I had naïvely assumed there were only two types of kissing — the regular and the French kind — or maybe four types, if you count Eskimo and butterfly kisses. But Cane’s book suggests 30 different ways to kiss your lover, all of them more or less PG-rated. (Hands go wandering if you’ve been kissing long enough, even with someone else in the room.) He came up with that number after surveying people about their kissing preferences for the book. But truthfully, 30 different kisses is an exaggeration: It’s more like 30 different kissing scenarios that a couple acts out together. We tried all but one of the kisses standing in Cane’s living room, as his wife and 5-year-old daughter scurried around elsewhere in the house, granting us much-needed privacy. Swapping spit in front of a 60-year-old near-stranger was awkward enough, but it actually never felt creepy; Cane is as harmless as one of the teddy bears on his shelf.
My boyfriend and I went for the “machine gun kiss,” where we pecked at each other’s lips rapid-fire — which I dismissed as silly and unromantic. We did the “Hollywood kiss,” where we stood at the foot of a staircase and I leaned back helplessly in Kale’s arms like we were Scarlett O’Hara and Rhett Butler in Gone With the Wind. We did one Cane called the “Asian kiss,” where we pressed lips without puckering up, looking left and right after each kiss to make sure no one was watching us. (Asians, we were told, are more shy about public physical affection.)

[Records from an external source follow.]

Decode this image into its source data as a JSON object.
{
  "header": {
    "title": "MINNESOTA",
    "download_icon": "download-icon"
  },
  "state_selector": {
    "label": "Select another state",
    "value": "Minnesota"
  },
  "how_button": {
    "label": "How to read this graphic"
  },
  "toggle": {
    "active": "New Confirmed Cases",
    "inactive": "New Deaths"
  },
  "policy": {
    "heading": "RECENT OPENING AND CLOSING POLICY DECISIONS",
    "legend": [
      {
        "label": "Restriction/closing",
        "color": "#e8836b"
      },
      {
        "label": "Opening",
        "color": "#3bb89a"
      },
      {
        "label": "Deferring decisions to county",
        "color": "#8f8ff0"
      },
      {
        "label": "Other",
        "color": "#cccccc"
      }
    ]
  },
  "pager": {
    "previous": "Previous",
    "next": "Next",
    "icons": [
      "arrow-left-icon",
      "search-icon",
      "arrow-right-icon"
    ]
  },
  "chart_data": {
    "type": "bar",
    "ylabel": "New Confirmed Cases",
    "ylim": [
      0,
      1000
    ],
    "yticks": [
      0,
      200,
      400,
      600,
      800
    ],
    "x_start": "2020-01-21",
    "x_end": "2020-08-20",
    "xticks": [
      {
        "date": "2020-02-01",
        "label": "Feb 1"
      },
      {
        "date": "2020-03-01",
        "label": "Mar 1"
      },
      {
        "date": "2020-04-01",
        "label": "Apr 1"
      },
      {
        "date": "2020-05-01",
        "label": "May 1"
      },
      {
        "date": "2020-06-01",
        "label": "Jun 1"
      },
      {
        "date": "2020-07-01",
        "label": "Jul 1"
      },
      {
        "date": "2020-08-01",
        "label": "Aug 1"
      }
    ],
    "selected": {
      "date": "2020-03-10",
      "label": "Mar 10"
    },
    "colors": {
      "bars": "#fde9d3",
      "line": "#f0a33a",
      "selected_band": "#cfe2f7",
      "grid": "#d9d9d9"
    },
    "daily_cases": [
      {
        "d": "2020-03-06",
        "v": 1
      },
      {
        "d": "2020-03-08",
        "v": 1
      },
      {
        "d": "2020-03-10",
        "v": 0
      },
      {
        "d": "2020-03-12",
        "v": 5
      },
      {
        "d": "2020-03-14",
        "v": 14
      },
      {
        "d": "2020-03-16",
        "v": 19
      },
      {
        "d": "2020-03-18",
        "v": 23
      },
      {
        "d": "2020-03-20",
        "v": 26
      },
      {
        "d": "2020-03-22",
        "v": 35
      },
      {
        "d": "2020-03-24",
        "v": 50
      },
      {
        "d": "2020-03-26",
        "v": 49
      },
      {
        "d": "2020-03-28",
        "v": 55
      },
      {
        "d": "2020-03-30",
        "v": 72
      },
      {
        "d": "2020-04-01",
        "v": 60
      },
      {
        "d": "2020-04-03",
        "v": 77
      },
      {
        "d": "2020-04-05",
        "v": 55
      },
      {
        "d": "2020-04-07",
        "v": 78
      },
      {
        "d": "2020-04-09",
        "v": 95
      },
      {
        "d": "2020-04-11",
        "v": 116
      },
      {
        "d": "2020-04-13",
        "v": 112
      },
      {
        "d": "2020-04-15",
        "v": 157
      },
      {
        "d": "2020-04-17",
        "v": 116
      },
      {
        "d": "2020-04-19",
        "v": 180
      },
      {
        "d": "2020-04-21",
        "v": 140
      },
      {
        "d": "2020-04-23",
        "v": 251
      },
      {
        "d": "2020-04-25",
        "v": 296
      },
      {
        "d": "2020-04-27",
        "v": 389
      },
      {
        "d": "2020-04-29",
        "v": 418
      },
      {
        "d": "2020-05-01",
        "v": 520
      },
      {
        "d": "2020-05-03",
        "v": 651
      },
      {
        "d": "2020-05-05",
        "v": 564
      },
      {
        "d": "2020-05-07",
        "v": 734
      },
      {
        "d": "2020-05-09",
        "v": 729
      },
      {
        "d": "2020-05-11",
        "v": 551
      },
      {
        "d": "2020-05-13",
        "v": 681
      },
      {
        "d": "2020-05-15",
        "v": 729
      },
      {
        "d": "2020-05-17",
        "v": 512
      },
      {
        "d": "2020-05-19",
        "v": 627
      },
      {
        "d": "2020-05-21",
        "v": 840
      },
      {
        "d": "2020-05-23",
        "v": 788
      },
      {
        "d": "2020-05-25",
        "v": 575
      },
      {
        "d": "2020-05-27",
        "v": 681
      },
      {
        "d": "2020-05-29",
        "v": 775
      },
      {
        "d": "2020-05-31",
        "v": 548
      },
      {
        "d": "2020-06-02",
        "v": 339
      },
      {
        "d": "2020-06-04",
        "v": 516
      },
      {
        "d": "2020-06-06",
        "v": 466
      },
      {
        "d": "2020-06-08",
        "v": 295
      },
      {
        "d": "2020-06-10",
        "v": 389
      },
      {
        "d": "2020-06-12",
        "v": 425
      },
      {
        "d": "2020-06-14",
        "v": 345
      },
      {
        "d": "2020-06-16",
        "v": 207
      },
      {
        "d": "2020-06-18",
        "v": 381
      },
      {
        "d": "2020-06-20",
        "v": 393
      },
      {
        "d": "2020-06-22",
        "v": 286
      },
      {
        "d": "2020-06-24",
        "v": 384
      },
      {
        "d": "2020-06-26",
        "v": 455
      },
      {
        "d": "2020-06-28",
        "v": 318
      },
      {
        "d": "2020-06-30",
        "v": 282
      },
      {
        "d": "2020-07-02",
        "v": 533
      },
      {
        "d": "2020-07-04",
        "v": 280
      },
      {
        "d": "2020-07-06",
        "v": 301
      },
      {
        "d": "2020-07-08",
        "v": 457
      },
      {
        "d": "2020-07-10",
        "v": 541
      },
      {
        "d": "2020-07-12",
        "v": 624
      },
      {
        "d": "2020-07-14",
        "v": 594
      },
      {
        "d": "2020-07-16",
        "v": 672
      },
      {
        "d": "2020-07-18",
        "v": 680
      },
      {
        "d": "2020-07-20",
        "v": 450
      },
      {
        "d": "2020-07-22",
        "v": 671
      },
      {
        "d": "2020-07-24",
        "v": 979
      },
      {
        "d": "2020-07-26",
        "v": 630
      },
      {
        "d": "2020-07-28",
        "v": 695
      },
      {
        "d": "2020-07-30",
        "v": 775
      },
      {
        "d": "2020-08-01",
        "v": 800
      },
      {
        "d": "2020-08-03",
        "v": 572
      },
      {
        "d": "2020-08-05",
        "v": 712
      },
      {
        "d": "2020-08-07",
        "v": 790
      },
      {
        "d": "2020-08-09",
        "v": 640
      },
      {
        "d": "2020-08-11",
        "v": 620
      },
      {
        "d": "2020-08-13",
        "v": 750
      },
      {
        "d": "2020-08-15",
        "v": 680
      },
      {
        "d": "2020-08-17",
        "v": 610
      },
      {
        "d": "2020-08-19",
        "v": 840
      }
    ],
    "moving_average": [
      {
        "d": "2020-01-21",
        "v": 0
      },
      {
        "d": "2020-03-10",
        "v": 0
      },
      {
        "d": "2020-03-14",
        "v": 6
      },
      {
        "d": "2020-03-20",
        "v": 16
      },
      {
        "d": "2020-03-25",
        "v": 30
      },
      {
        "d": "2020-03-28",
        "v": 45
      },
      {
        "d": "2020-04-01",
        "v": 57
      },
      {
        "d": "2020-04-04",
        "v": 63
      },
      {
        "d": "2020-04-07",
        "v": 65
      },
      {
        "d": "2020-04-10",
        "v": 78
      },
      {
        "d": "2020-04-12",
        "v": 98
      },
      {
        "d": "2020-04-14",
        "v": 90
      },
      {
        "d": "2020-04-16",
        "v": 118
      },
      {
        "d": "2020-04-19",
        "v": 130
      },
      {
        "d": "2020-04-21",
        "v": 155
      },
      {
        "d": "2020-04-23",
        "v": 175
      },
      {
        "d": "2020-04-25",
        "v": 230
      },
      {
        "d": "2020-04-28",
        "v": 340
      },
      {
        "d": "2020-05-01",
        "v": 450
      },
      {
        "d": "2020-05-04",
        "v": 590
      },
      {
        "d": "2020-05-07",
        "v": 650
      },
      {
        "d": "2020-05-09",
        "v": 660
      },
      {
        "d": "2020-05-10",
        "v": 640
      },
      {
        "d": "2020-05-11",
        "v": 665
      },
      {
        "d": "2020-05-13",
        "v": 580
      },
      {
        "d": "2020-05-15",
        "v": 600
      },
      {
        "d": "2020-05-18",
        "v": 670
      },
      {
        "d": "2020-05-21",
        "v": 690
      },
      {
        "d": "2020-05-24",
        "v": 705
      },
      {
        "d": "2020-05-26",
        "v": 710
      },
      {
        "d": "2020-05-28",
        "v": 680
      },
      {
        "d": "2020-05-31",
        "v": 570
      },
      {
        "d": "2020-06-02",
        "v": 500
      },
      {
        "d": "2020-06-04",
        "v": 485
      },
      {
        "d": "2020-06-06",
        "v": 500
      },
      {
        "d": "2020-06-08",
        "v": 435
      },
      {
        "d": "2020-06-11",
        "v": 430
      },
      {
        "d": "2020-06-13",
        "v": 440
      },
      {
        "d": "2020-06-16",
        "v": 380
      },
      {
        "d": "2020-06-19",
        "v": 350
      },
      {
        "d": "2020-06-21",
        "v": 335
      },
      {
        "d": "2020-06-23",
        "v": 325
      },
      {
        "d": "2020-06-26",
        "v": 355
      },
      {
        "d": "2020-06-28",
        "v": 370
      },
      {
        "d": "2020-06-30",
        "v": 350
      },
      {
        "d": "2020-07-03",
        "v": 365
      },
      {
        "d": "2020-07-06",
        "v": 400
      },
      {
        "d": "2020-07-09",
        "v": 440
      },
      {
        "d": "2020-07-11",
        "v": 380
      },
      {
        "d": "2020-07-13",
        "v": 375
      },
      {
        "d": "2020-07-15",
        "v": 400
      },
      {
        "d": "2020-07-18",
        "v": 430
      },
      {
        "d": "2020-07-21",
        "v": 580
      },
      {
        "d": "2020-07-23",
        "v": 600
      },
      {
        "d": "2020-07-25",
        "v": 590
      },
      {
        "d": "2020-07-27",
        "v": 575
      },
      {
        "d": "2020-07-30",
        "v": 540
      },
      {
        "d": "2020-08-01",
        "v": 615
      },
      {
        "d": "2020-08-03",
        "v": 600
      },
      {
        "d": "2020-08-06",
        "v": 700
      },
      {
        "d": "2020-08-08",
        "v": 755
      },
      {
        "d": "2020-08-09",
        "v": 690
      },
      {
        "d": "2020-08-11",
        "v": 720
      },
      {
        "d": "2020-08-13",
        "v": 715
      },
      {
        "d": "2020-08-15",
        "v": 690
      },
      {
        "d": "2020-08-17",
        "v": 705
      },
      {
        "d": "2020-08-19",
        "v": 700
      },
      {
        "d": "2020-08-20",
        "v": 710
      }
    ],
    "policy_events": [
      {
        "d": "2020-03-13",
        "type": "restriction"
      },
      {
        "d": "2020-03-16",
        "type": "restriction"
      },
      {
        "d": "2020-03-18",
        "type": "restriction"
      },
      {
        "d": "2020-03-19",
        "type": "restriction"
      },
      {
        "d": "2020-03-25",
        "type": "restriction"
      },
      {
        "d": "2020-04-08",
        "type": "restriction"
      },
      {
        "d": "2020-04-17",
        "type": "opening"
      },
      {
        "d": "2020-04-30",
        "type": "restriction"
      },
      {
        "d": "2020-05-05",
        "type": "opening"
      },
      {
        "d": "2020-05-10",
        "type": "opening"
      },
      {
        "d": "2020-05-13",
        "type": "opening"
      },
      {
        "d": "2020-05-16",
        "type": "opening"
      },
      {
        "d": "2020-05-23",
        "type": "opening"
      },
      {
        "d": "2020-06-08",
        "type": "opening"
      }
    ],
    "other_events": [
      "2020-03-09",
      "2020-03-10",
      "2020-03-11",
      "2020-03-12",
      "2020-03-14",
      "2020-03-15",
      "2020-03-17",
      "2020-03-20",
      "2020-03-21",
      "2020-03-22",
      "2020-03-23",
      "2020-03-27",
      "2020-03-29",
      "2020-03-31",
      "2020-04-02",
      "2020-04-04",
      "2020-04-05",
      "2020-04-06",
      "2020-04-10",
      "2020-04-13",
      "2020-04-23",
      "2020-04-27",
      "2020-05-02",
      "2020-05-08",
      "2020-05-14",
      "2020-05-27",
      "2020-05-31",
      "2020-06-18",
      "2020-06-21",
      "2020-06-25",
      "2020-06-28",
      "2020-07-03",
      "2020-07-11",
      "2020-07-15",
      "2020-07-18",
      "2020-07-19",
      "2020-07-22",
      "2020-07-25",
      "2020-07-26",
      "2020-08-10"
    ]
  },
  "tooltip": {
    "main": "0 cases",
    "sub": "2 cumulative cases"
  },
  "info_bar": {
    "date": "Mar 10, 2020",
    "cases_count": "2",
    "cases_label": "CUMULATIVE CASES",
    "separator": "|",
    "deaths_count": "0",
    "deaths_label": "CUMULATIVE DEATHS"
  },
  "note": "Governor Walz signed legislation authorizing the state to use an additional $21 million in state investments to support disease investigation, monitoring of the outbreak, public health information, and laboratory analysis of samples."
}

The “Trobriand Islands Kiss” — named for the South Sea Islands, where “everyone does it” — would entail biting each other’s lips until we draw blood, pulling each other’s hair, and then nibbling each other’s eyelashes off. “In the South Pacific, it’s actually a status symbol to have short eyelashes, because it shows you’re popular,” Cane claimed.
That’s the one we skipped.
Instead, Kale and I spent a lot of time on ear kisses and neck kisses, which Cane found were favorites among women in his surveys. Men really like it, according to the same research, when a partner bites down on his pointer finger before kissing it. Cane has other theories, too: More than a few kisses involved Kale role-playing as different fantasy men — mostly, I was informed, for my stimulating benefit. “Guys have their own fantasy, like of loose women. That’s easy to accommodate,” Cane noted. Instead, Kale gamely role-played a dentist, a golf instructor, a “bad boy,” a teacher (“She goes straight to heaven; he goes straight to jail!”), and a man named Joe I’m cheating on my husband with.
Despite the adultery jokes, Kale and I felt more intimately connected now that we know, in great detail, each other’s most desired kisses. Like 96 percent of women, according to Cane’s survey, I do prefer to be kissed on my neck.
But otherwise, my kissing technique — a little lip balm, a little tongue, a little spit — is very much the same as before the $155 kissing lesson. At least I found a new dentist.